2002年1月11日から2011年8月19日までマネックスメールに連載した マネックス・ユニバーシティ代表取締役(※連載当時)内藤忍の資産設計コラム。(現在は更新しておりません)

どうする?利回り3.22%のサムライ債と14.38%のトルコリラ債

マーケット全体のリスク許容度が下がっています。個人投資家も、株式取引から撤退し、リスクの低い資産にシフトする動きが加速しているように見えます。そんな中で注目されはじめたのが債券です。今朝の日経新聞には米国の一流金融機関のサムライ債の募集広告がカラー一面で出ていましたが、3年債で利回り3.22%。私の周りにも気になっている人がいるようです。

 そして金利だけ見るともっと魅力的なのが、マネックス証券ではアジア開発銀行のトルコリラ建債券。こちらもほぼ同期間の3年債ですが年利率は14.38%(税引前)。

トルコリラ建アジア開発銀行債の詳細
http://www.monex.co.jp/Etc/topslide/guest/G800/new2008/news809p.htm
 このような債券を投資対象としてどう考えるか?今回はこれがテーマです。
■ サムライ債には信用リスク
 まず、サムライ債から見ていきましょう。「サムライ債」とは最近良く聞く言葉ですが、これは、海外の発行体が日本で発行する円建ての債券のことです。つまり外国の企業が円で資金を調達するための商品です。企業が発行するサムライ債なら、外資系の会社の社債ということです。
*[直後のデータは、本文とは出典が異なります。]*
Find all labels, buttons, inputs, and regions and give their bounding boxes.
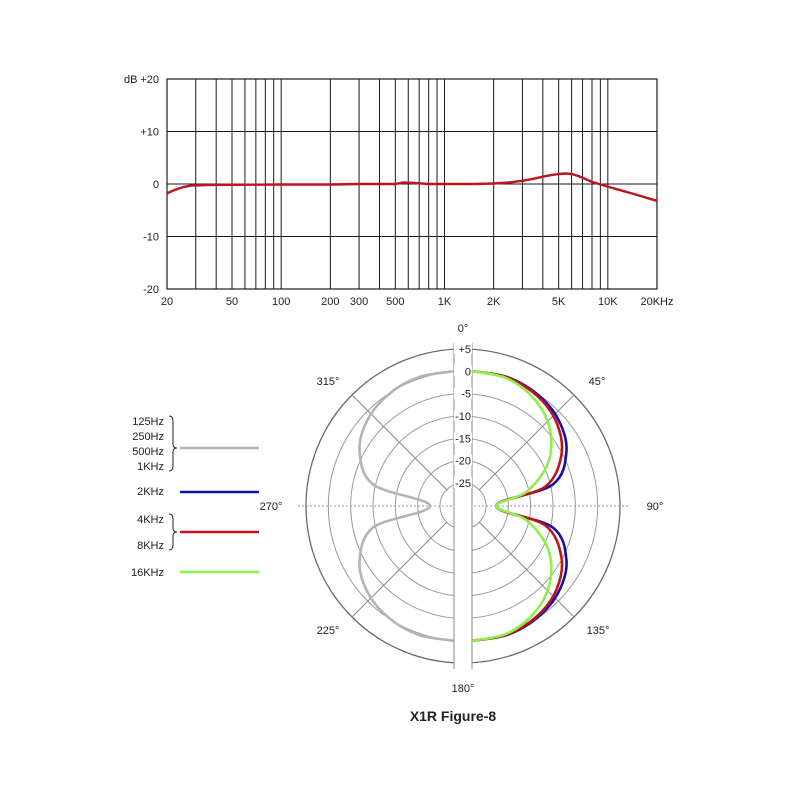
legend-label: 500Hz [132,446,164,458]
polar-tick-bg [454,343,472,354]
y-tick-label: -10 [143,232,159,244]
x-tick-label: 300 [350,296,368,308]
x-tick-label: 20KHz [640,296,673,308]
polar-angle-label: 135° [587,625,610,637]
frequency-response-chart: +20 +10 0 -10 -20 dB 20 50 100 200 300 500 1K 2K 5K 10K… [124,74,674,308]
polar-spoke [351,521,448,618]
x-tick-label: 1K [438,296,452,308]
polar-legend: 125Hz 250Hz 500Hz 1KHz 2KHz 4KHz 8KHz 16KHz [131,415,259,579]
legend-label: 2KHz [137,486,164,498]
polar-ring-label: -5 [461,389,471,401]
legend-label: 125Hz [132,416,164,428]
x-tick-label: 5K [552,296,566,308]
polar-curve-1 [358,370,455,642]
polar-ring-label: -15 [455,433,471,445]
polar-tick-bg [454,387,472,399]
polar-tick-bg [454,410,472,421]
legend-label: 1KHz [137,461,164,473]
polar-ring-label: -20 [455,456,471,468]
polar-angle-label: 225° [317,625,340,637]
polar-tick-bg [454,432,472,444]
polar-spoke [478,521,575,618]
polar-ring-label: -10 [455,411,471,423]
polar-pattern-chart: +5 0 -5 -10 -15 -20 -25 0° 45° 90° 135° 180° 225° 270… [260,323,664,695]
polar-channel [454,341,472,671]
polar-curve-4 [471,370,553,642]
polar-tick-bg [454,477,472,488]
polar-angle-label: 270° [260,501,283,513]
y-tick-label: +10 [140,127,159,139]
polar-angle-label: 180° [452,683,475,695]
x-tick-label: 20 [161,296,173,308]
x-tick-label: 2K [487,296,501,308]
legend-label: 16KHz [131,567,164,579]
legend-brace [168,513,178,551]
polar-angle-label: 45° [589,376,606,388]
polar-tick-bg [454,454,472,466]
polar-tick-bg [454,365,472,377]
polar-angle-label: 315° [317,376,340,388]
polar-chart-title: X1R Figure-8 [410,708,497,724]
plot-frame [166,78,658,290]
y-axis-unit: dB [124,74,137,86]
response-curve [166,172,658,202]
polar-ring-label: 0 [465,366,471,378]
polar-angle-label: 0° [458,323,469,335]
polar-angle-label: 90° [647,501,664,513]
legend-label: 8KHz [137,540,164,552]
legend-brace [168,415,178,472]
x-tick-label: 50 [226,296,238,308]
x-tick-label: 100 [272,296,290,308]
y-tick-label: -20 [143,284,159,296]
x-tick-label: 10K [598,296,618,308]
legend-label: 250Hz [132,431,164,443]
legend-label: 4KHz [137,514,164,526]
polar-spoke [351,394,448,491]
y-tick-label: +20 [140,74,159,86]
y-tick-label: 0 [153,179,159,191]
x-tick-label: 200 [321,296,339,308]
polar-spoke [478,394,575,491]
polar-ring-label: -25 [455,478,471,490]
x-tick-label: 500 [386,296,404,308]
polar-ring-label: +5 [458,344,471,356]
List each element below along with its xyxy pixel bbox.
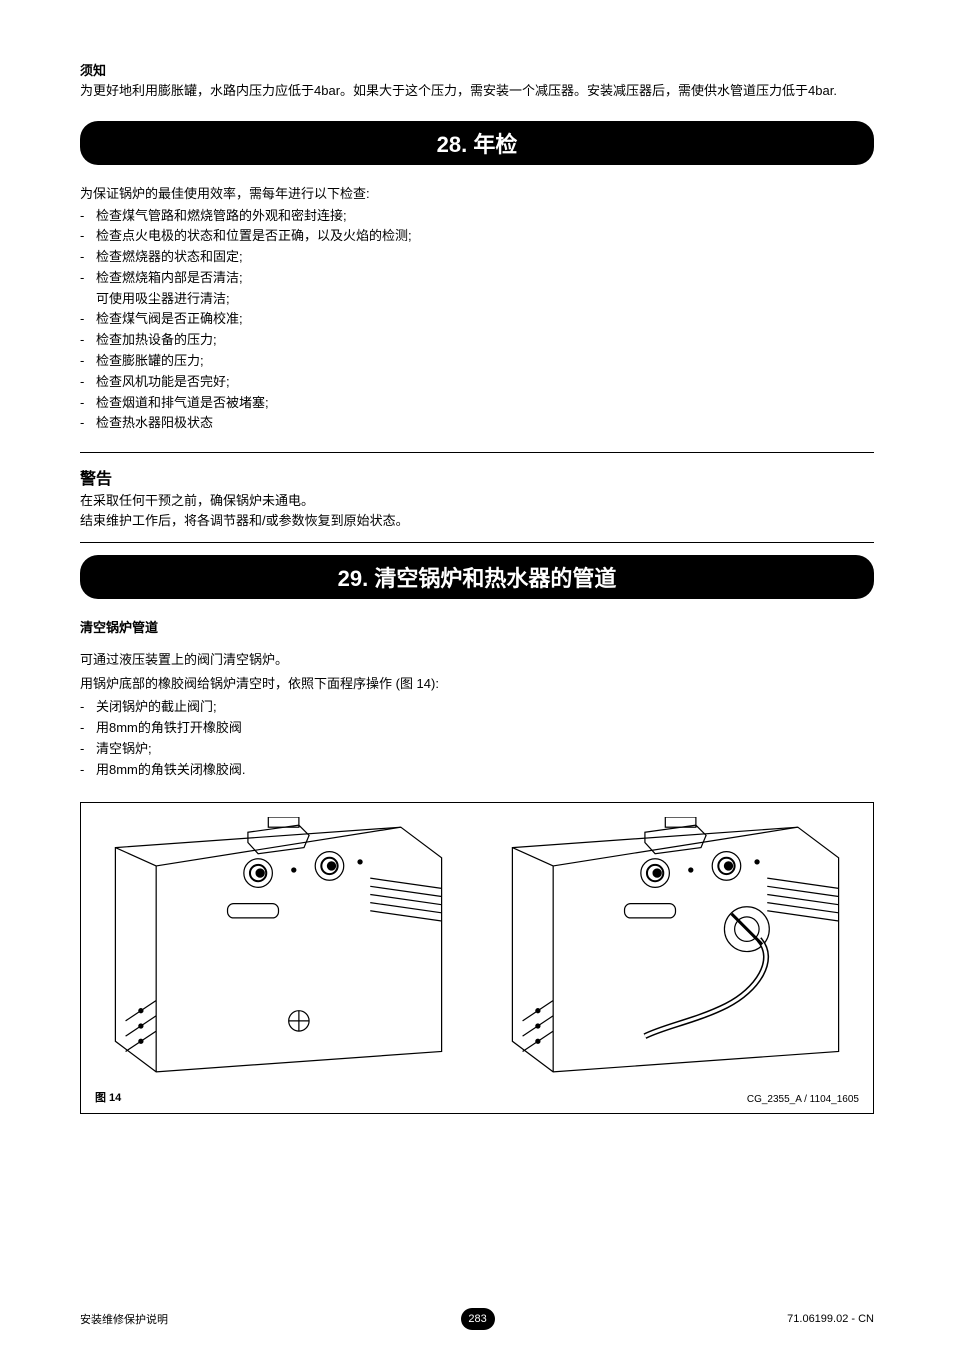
figure-row	[95, 817, 859, 1082]
section-29-header: 29. 清空锅炉和热水器的管道	[80, 555, 874, 599]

 社債ですから信用リスクがあります。信用リスクは格付けによって知ることもできますが、これは現時点のものであり、将来信用度が下がれば格下げということもあり得ます。逆にこの信用リスクを取っている分、金利が高くなるということです。

 米国の金融情報をウォッチしているMBHアメリカの大八木さんによれば、円のスワップ金利とCDSスプレッドから計算すると、今回のサムライ債は、マーケット価格から計算される理論値より良い金利だということです。無知な個人投資家が、情報の非対称性によって、高い買い物をさせられている、ということは無いようです。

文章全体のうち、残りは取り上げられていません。